SwinTransformer¶

class mmpretrain.models.backbones.SwinTransformer(arch='tiny', img_size=224, patch_size=4, in_channels=3, window_size=7, drop_rate=0.0, drop_path_rate=0.1, out_indices=(3,), out_after_downsample=False, use_abs_pos_embed=False, interpolate_mode='bicubic', with_cp=False, frozen_stages=-1, norm_eval=False, pad_small_map=False, norm_cfg={'type': 'LN'}, stage_cfgs={}, patch_cfg={}, init_cfg=None)[source]¶

Swin Transformer.

A PyTorch implement of : Swin Transformer: Hierarchical Vision Transformer using Shifted Windows

Inspiration from https://github.com/microsoft/Swin-Transformer

Parameters:

arch (str | dict) –
Swin Transformer architecture. If use string, choose from ‘tiny’, ‘small’, ‘base’ and ‘large’. If use dict, it should have below keys:
- embed_dims (int): The dimensions of embedding.
- depths (List[int]): The number of blocks in each stage.
- num_heads (List[int]): The number of heads in attention modules of each stage.
Defaults to ‘tiny’.
img_size (int | tuple) – The expected input image shape.
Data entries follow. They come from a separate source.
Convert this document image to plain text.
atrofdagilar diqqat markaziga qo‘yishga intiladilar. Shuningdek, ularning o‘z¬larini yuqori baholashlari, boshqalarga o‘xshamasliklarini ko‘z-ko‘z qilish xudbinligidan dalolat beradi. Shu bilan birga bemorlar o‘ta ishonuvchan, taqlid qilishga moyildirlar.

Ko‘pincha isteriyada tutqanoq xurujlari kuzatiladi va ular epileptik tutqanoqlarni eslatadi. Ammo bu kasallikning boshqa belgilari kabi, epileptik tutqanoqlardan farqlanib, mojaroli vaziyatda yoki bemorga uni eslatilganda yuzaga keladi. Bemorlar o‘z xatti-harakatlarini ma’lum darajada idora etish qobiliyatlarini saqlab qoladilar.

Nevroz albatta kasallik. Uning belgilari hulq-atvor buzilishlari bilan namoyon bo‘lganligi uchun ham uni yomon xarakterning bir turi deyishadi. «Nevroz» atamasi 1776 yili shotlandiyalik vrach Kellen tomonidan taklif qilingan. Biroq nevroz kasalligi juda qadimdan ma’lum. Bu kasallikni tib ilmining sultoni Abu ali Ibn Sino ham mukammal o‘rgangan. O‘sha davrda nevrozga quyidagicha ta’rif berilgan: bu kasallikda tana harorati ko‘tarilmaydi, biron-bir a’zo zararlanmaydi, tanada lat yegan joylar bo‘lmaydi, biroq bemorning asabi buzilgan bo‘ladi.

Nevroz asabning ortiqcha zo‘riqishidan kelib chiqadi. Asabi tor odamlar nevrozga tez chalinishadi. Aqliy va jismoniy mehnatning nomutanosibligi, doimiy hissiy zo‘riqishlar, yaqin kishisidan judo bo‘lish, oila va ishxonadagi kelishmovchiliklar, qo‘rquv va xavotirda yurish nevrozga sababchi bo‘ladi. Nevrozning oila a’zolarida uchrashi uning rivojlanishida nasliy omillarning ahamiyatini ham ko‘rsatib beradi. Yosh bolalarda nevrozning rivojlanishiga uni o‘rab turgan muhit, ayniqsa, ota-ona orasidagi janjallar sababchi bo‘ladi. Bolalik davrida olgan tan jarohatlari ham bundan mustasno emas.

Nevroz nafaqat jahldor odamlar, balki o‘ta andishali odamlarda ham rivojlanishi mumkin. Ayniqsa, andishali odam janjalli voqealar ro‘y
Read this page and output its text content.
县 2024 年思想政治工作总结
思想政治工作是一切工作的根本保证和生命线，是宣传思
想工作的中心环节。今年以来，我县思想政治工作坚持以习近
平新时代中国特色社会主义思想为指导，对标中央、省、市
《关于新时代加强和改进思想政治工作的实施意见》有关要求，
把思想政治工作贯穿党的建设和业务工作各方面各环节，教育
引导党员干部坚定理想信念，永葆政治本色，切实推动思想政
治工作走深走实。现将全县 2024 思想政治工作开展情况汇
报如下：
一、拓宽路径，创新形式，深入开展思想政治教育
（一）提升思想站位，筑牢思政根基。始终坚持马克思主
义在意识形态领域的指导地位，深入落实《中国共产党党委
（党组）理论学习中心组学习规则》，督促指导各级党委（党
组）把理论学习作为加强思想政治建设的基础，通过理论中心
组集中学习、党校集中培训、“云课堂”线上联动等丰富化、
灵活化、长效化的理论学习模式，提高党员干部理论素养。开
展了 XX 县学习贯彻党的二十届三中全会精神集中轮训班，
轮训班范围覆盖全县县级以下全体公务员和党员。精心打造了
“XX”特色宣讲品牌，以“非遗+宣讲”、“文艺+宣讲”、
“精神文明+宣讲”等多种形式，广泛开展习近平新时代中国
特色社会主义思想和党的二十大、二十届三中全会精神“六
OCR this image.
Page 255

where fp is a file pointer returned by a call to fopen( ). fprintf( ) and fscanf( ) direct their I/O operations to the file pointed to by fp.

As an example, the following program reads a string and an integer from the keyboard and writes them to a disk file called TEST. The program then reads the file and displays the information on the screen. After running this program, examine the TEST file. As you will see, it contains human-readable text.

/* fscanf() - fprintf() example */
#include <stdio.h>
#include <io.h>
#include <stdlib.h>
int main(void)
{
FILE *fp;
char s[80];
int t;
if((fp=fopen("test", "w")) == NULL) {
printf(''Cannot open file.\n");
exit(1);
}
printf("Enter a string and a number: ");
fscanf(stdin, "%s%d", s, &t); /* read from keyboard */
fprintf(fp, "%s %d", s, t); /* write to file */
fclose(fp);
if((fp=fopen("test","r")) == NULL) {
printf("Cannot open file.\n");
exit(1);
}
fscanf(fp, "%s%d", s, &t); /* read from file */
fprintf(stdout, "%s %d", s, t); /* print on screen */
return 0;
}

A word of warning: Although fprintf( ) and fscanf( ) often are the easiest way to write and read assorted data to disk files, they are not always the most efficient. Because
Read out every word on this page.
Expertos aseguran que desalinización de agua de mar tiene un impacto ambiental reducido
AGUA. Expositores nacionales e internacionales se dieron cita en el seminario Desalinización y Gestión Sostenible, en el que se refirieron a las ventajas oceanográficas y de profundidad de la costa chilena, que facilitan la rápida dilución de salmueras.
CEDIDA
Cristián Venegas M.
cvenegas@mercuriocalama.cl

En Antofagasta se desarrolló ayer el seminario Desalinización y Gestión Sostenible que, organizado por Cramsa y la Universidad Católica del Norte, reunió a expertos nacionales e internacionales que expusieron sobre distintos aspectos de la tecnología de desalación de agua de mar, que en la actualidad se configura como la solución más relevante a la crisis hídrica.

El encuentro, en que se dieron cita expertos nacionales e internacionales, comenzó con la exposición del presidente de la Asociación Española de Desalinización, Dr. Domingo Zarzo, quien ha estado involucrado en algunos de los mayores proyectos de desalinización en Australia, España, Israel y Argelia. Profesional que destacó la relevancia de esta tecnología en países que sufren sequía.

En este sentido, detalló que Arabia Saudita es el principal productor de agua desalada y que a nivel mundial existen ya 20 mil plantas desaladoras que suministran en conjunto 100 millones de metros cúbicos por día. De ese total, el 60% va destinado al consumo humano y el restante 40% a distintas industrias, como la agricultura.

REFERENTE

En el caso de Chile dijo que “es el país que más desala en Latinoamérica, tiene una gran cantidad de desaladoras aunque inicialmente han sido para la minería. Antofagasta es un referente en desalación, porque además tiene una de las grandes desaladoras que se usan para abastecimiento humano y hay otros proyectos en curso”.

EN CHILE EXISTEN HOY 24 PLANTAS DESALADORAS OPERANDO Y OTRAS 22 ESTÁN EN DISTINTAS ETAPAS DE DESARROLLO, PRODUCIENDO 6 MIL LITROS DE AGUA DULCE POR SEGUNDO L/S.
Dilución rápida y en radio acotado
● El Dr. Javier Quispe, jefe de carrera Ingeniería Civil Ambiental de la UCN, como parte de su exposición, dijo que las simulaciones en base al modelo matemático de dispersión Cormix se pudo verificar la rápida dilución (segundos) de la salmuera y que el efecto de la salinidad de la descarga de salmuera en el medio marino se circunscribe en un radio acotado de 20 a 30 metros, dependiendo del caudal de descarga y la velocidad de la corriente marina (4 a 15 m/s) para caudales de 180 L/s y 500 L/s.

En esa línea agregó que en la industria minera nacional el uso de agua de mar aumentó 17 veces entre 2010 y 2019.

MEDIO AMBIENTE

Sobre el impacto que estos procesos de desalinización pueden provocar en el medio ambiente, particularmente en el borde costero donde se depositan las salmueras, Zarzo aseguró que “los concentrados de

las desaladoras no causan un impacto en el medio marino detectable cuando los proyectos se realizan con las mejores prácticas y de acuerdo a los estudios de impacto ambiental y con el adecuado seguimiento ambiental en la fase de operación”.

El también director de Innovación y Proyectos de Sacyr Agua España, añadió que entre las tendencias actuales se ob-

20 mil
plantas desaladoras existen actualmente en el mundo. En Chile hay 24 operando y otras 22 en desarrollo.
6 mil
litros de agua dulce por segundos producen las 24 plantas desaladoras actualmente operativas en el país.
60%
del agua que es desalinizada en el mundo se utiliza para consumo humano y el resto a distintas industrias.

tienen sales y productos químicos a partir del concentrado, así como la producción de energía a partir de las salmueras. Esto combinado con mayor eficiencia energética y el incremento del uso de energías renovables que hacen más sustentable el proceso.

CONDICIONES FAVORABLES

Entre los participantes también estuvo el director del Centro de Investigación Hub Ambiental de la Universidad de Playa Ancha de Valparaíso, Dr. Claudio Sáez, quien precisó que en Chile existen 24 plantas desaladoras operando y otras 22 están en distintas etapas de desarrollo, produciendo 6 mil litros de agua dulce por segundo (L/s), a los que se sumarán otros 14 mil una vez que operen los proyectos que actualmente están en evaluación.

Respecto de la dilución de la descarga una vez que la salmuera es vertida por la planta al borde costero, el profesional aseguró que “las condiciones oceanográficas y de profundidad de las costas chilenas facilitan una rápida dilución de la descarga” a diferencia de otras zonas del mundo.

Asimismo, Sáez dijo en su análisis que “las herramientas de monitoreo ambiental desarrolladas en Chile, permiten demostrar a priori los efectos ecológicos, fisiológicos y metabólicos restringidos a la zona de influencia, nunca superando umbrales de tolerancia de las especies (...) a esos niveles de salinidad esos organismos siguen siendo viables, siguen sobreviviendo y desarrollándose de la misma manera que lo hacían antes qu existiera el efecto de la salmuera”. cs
Because we support dynamic input shape, just set the argument to the most common input image shape. Defaults to 224.
patch_size (int | tuple) – The patch size in patch embedding. Defaults to 4.
in_channels (int) – The num of input channels. Defaults to 3.
window_size (int) – The height and width of the window. Defaults to 7.
drop_rate (float) – Dropout rate after embedding. Defaults to 0.
drop_path_rate (float) – Stochastic depth rate. Defaults to 0.1.
out_after_downsample (bool) – Whether to output the feature map of a stage after the following downsample layer. Defaults to False.
use_abs_pos_embed (bool) – If True, add absolute position embedding to the patch embedding. Defaults to False.
interpolate_mode (str) – Select the interpolate mode for absolute position embeding vector resize. Defaults to “bicubic”.
with_cp (bool) – Use checkpoint or not. Using checkpoint will save some memory while slowing down the training speed. Defaults to False.
frozen_stages (int) – Stages to be frozen (stop grad and set eval mode). -1 means not freezing any parameters. Defaults to -1.
norm_eval (bool) – Whether to set norm layers to eval mode, namely, freeze running stats (mean and var). Note: Effect on Batch Norm and its variants only. Defaults to False.
pad_small_map (bool) – If True, pad the small feature map to the window size, which is common used in detection and segmentation. If False, avoid shifting window and shrink the window size to the size of feature map, which is common used in classification. Defaults to False.
norm_cfg (dict) – Config dict for normalization layer for all output features. Defaults to dict(type='LN')
stage_cfgs (Sequence[dict] | dict) – Extra config dict for each stage. Defaults to an empty dict.
patch_cfg (dict) – Extra config dict for patch embedding. Defaults to an empty dict.
init_cfg (dict, optional) – The Config for initialization. Defaults to None.

Examples

>>> from mmpretrain.models import SwinTransformer
>>> import torch
>>> extra_config = dict(
>>>     arch='tiny',
>>>     stage_cfgs=dict(downsample_cfg={'kernel_size': 3,
>>>                                     'expansion_ratio': 3}))
>>> self = SwinTransformer(**extra_config)
>>> inputs = torch.rand(1, 3, 224, 224)
>>> output = self.forward(inputs)
>>> print(output.shape)
(1, 2592, 4)

get_layer_depth(param_name, prefix='')[source]¶

Get the layer-wise depth of a parameter.

Parameters:

param_name (str) – The name of the parameter.
prefix (str) – The prefix for the parameter. Defaults to an empty string.

Returns:

The layer-wise depth and the num of layers.

Return type:

Tuple[int, int]

Note

The first depth is the stem module (layer_depth=0), and the last depth is the subsequent module (layer_depth=num_layers-1)